Okay, let me see if I can go through it in more detail.

Let's let a "state" ##s## be an assignment of occupation numbers to each energy level ##l##. So ##n_{sl}## is the occupation number of energy level ##l## in state ##s##. Then in terms of ##s## we can write:

##Z_N = \sum_s e^{-\beta \sum_l n_{sl} \epsilon_l} \delta_{N - \sum_l n_{sl}}##
## = \sum_s (\Pi_l e^{-\beta n_{sl} \epsilon_l}) \delta_{N - \sum_l n_{sl}}##

where the ##\delta_{N - \sum_l n_{sl}}## returns 0 unless ##\sum_l n_{sl} = N##

So instead of only summing over states with ##N## particles, I'm summing over all possible states, but the ones with a number of particles different from ##N## make no contribution, because of the ##\delta##.

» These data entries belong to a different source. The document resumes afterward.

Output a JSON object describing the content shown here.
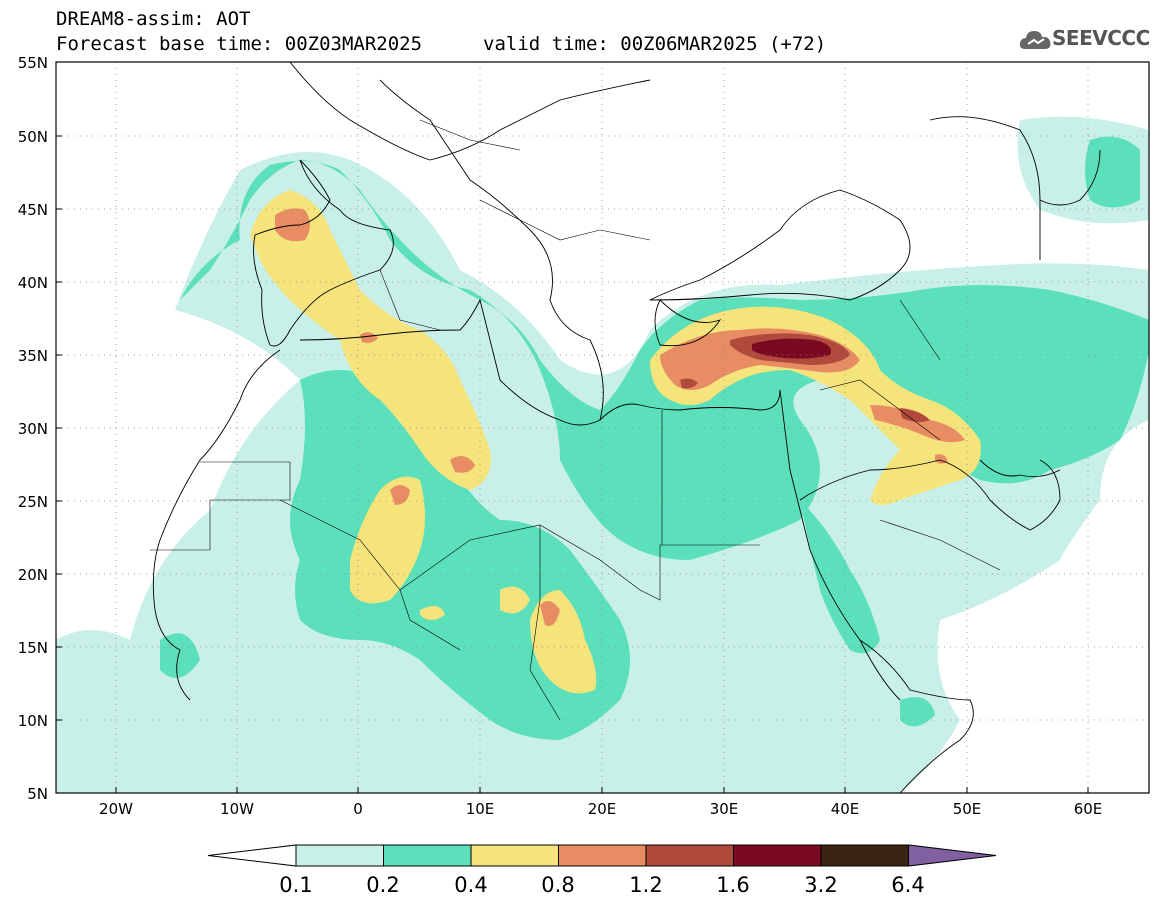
{
  "header": {
    "title": "DREAM8-assim: AOT",
    "base_time": "Forecast base time: 00Z03MAR2025",
    "valid_time": "valid time: 00Z06MAR2025 (+72)",
    "logo_text": "SEEVCCC",
    "logo_icon": "cloud-icon"
  },
  "map": {
    "variable": "AOT",
    "lat_labels": [
      "55N",
      "50N",
      "45N",
      "40N",
      "35N",
      "30N",
      "25N",
      "20N",
      "15N",
      "10N",
      "5N"
    ],
    "lon_labels": [
      "20W",
      "10W",
      "0",
      "10E",
      "20E",
      "30E",
      "40E",
      "50E",
      "60E"
    ]
  },
  "colorbar": {
    "labels": [
      "0.1",
      "0.2",
      "0.4",
      "0.8",
      "1.2",
      "1.6",
      "3.2",
      "6.4"
    ],
    "colors": [
      "#ffffff",
      "#c8f0e8",
      "#5ce0bc",
      "#f5e37c",
      "#e88c64",
      "#b04a3c",
      "#7a0a22",
      "#3a2414",
      "#8060a0"
    ]
  }
}
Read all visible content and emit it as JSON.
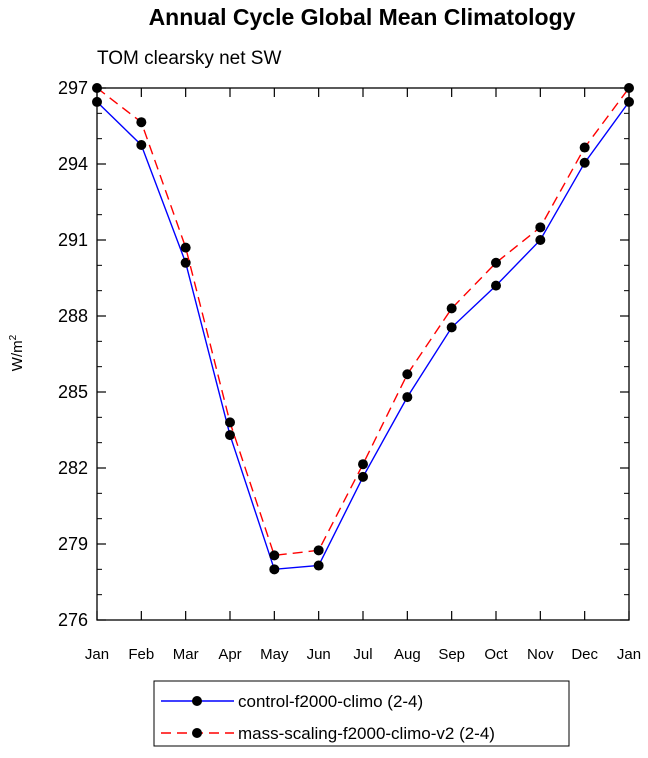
{
  "chart_data": {
    "type": "line",
    "title": "Annual Cycle Global Mean Climatology",
    "subtitle": "TOM clearsky net SW",
    "ylabel": "W/m",
    "ylabel_sup": "2",
    "xlabel": "",
    "categories": [
      "Jan",
      "Feb",
      "Mar",
      "Apr",
      "May",
      "Jun",
      "Jul",
      "Aug",
      "Sep",
      "Oct",
      "Nov",
      "Dec",
      "Jan"
    ],
    "ylim": [
      276,
      297
    ],
    "yticks": [
      276,
      279,
      282,
      285,
      288,
      291,
      294,
      297
    ],
    "grid": false,
    "legend_position": "bottom-center",
    "series": [
      {
        "name": "control-f2000-climo (2-4)",
        "color": "#0000ff",
        "dash": "solid",
        "values": [
          296.45,
          294.75,
          290.1,
          283.3,
          278.0,
          278.15,
          281.65,
          284.8,
          287.55,
          289.2,
          291.0,
          294.05,
          296.45
        ]
      },
      {
        "name": "mass-scaling-f2000-climo-v2 (2-4)",
        "color": "#ff0000",
        "dash": "dashed",
        "values": [
          297.0,
          295.65,
          290.7,
          283.8,
          278.55,
          278.75,
          282.15,
          285.7,
          288.3,
          290.1,
          291.5,
          294.65,
          297.0
        ]
      }
    ]
  }
}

Now, let's form the grand canonical partition function:

##Q = \sum_N e^{\beta \mu N} Z_N##
## = \sum_N e^{\beta \mu N} \sum_s (\Pi_l e^{-\beta n_{sl} \epsilon_l}) \delta_{N - \sum_l n_{sl}}##
## = \sum_N \sum_s e^{\beta \mu N} (\Pi_l e^{-\beta n_{sl} \epsilon_l}) \delta_{N - \sum_l n_{sl}}##

Now, assuming that we can switch the order of summation (which we can, unless there are convergence issues, which I'm assuming there aren't), we can write:

##Q = \sum_s \sum_N e^{\beta \mu N} (\Pi_l e^{-\beta n_{sl} \epsilon_l}) \delta_{N - \sum_l n_{sl}}##

We can do the inner sum over ##N##, and because of the presence of the ##\delta##, the only contributions are when ##N = \sum_l n_{sl}##. So we can get rid of ##N## to get:

##Q = \sum_s e^{\beta \mu \sum_l n_{sl}} (\Pi_l e^{-\beta n_{sl} \epsilon_l})##
##Q = \sum_s \Pi_l e^{-\beta (\epsilon_l - \mu) n_{sl}}##

The final simplification is to bring the summation inside the product. Since summing over all possible states ##s## is equivalent to summing over all possible assignments to ##n_1, n_2, ...##, we can rewrite this as:

##Q = \sum_{n_1} \sum_{n_2} ... e^{-\beta (\epsilon_l - \mu) n_{1}} e^{-\beta (\epsilon_l - \mu) n_{2}} ... ##
##= \sum_{n_1} e^{-\beta (\epsilon_l - \mu) n_{1}} \sum_{n_2} e^{-\beta (\epsilon_l - \mu) n_2} ...##
##= (\sum_{n_1} e^{-\beta (\epsilon_l - \mu) n_{1}}) (\sum_{n_2} e^{-\beta (\epsilon_l - \mu) n_2}) ...##
##= \Pi_l (\sum_n e^{-\beta (\epsilon_l - \mu) n})##

Lebnm
The mathematical fact that can be used is this:

##\sum_{n_1} \sum_{n_2} ... \sum_{n_M} f(1, n_1) f(2, n_2) ... f(M, n_M) = \Pi_l \sum_n f(l, n)##

thank you!